By Arundhati Sarkar
(Reuters) - Gold firmed on Tuesday as the dollar weakened, but its advance slowed as some investors stayed on the sidelines ahead of the August U.S. non-farm payrolls data due later this week.
Spot gold was up 0.2% at $1,814.42 per ounce by 2:01 pm EDT (1801 GMT), after hitting its highest since Aug. 4 on Monday at $1,822.92. U.S. gold futures settled up 0.3% at $1,818.1.
The dollar index slipped to a more than three-week low, making gold cheaper for buyers holding other currencies.
Interest in gold has increased after dovish comments from U.S. Federal Reserve Chair Jerome Powell at the Jackson Hole conference on Friday, when he did not to give a firm timeline for the central bank to start cutting on its asset purchase.

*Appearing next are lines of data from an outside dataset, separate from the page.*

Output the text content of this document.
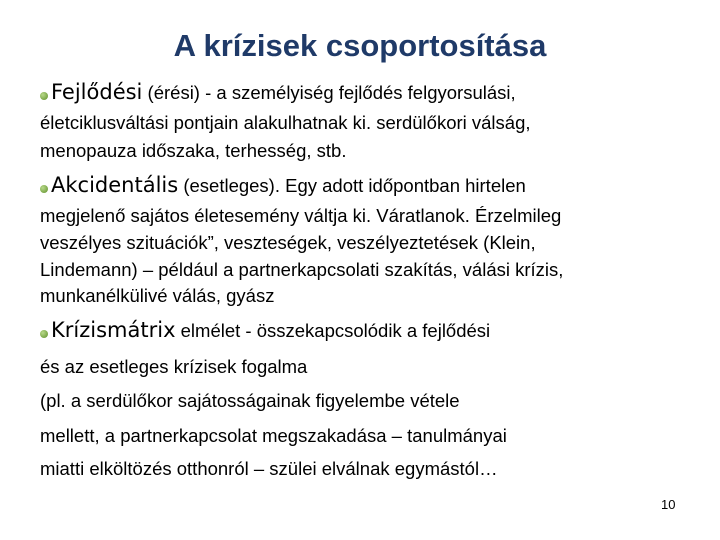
A krízisek csoportosítása
Fejlődési (érési) - a személyiség fejlődés felgyorsulási,
életciklusváltási pontjain alakulhatnak ki. serdülőkori válság,
menopauza időszaka, terhesség, stb.
Akcidentális (esetleges). Egy adott időpontban hirtelen
megjelenő sajátos életesemény váltja ki. Váratlanok. Érzelmileg
veszélyes szituációk”, veszteségek, veszélyeztetések (Klein,
Lindemann) – például a partnerkapcsolati szakítás, válási krízis,
munkanélkülivé válás, gyász
Krízismátrix elmélet - összekapcsolódik a fejlődési
és az esetleges krízisek fogalma
(pl. a serdülőkor sajátosságainak figyelembe vétele
mellett, a partnerkapcsolat megszakadása – tanulmányai
miatti elköltözés otthonról – szülei elválnak egymástól…
10
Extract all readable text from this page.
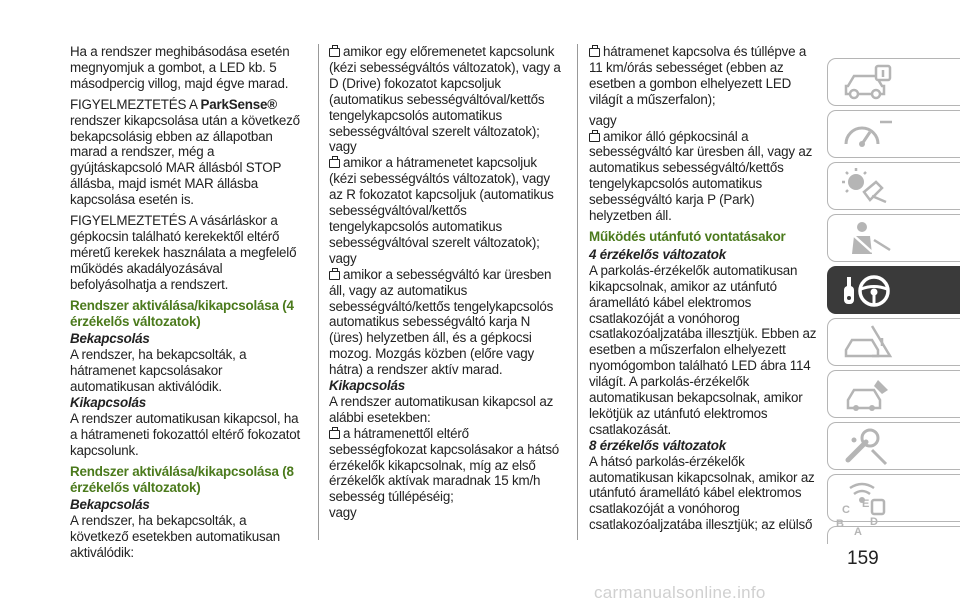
Ha a rendszer meghibásodása esetén megnyomjuk a gombot, a LED kb. 5 másodpercig villog, majd égve marad.

FIGYELMEZTETÉS A ParkSense® rendszer kikapcsolása után a következő bekapcsolásig ebben az állapotban marad a rendszer, még a gyújtáskapcsoló MAR állásból STOP állásba, majd ismét MAR állásba kapcsolása esetén is.

FIGYELMEZTETÉS A vásárláskor a gépkocsin található kerekektől eltérő méretű kerekek használata a megfelelő működés akadályozásával befolyásolhatja a rendszert.

Rendszer aktiválása/kikapcsolása (4 érzékelős változatok)
Bekapcsolás

A rendszer, ha bekapcsolták, a hátramenet kapcsolásakor automatikusan aktiválódik.

Kikapcsolás

A rendszer automatikusan kikapcsol, ha a hátrameneti fokozattól eltérő fokozatot kapcsolunk.

Rendszer aktiválása/kikapcsolása (8 érzékelős változatok)
Bekapcsolás

A rendszer, ha bekapcsolták, a következő esetekben automatikusan aktiválódik:

amikor egy előremenetet kapcsolunk (kézi sebességváltós változatok), vagy a D (Drive) fokozatot kapcsoljuk (automatikus sebességváltóval/kettős tengelykapcsolós automatikus sebességváltóval szerelt változatok);

vagy

amikor a hátramenetet kapcsoljuk (kézi sebességváltós változatok), vagy az R fokozatot kapcsoljuk (automatikus sebességváltóval/kettős tengelykapcsolós automatikus sebességváltóval szerelt változatok);

vagy

amikor a sebességváltó kar üresben áll, vagy az automatikus sebességváltó/kettős tengelykapcsolós automatikus sebességváltó karja N (üres) helyzetben áll, és a gépkocsi mozog. Mozgás közben (előre vagy hátra) a rendszer aktív marad.

Kikapcsolás

A rendszer automatikusan kikapcsol az alábbi esetekben:

a hátramenettől eltérő sebességfokozat kapcsolásakor a hátsó érzékelők kikapcsolnak, míg az első érzékelők aktívak maradnak 15 km/h sebesség túllépéséig;

vagy

hátramenet kapcsolva és túllépve a 11 km/órás sebességet (ebben az esetben a gombon elhelyezett LED világít a műszerfalon);

vagy

amikor álló gépkocsinál a sebességváltó kar üresben áll, vagy az automatikus sebességváltó/kettős tengelykapcsolós automatikus sebességváltó karja P (Park) helyzetben áll.

Működés utánfutó vontatásakor
4 érzékelős változatok

A parkolás-érzékelők automatikusan kikapcsolnak, amikor az utánfutó áramellátó kábel elektromos csatlakozóját a vonóhorog csatlakozóaljzatába illesztjük. Ebben az esetben a műszerfalon elhelyezett nyomógombon található LED ábra 114 világít. A parkolás-érzékelők automatikusan bekapcsolnak, amikor lekötjük az utánfutó elektromos csatlakozását.

8 érzékelős változatok

A hátsó parkolás-érzékelők automatikusan kikapcsolnak, amikor az utánfutó áramellátó kábel elektromos csatlakozóját a vonóhorog csatlakozóaljzatába illesztjük; az elülső

C E
B D
A
159
carmanualsonline.info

"The Fed is going to pull the trigger but there isn't going to be a robust reduction in monetary accommodation over the next few months, so gold should ultimately do okay," said Bart Melek, head of commodity strategies at TD Securities.
Still, investors remained concerned over the timeline for tapering in the run up to Friday's U.S. jobs report, which could raise fears over the central bank paring its economic support sooner..
"Having previously turned their backs on gold for a number of weeks, thereby contributing significantly to the price slump in early August, speculative financial investors have now returned," Commerzbank analyst Daniel Briesemann said.
Silver eased 0.6% to $23.92 per ounce and was headed for a third straight month of declines, down about 6%.
Platinum rose 0.8% to $1,014.34, but was on track for a fourth consecutive monthly loss, sliding 3.4% so far.
Palladium fell 0.8% to $2,474.66, and was headed for its worst monthly performance since January with a 7% decline.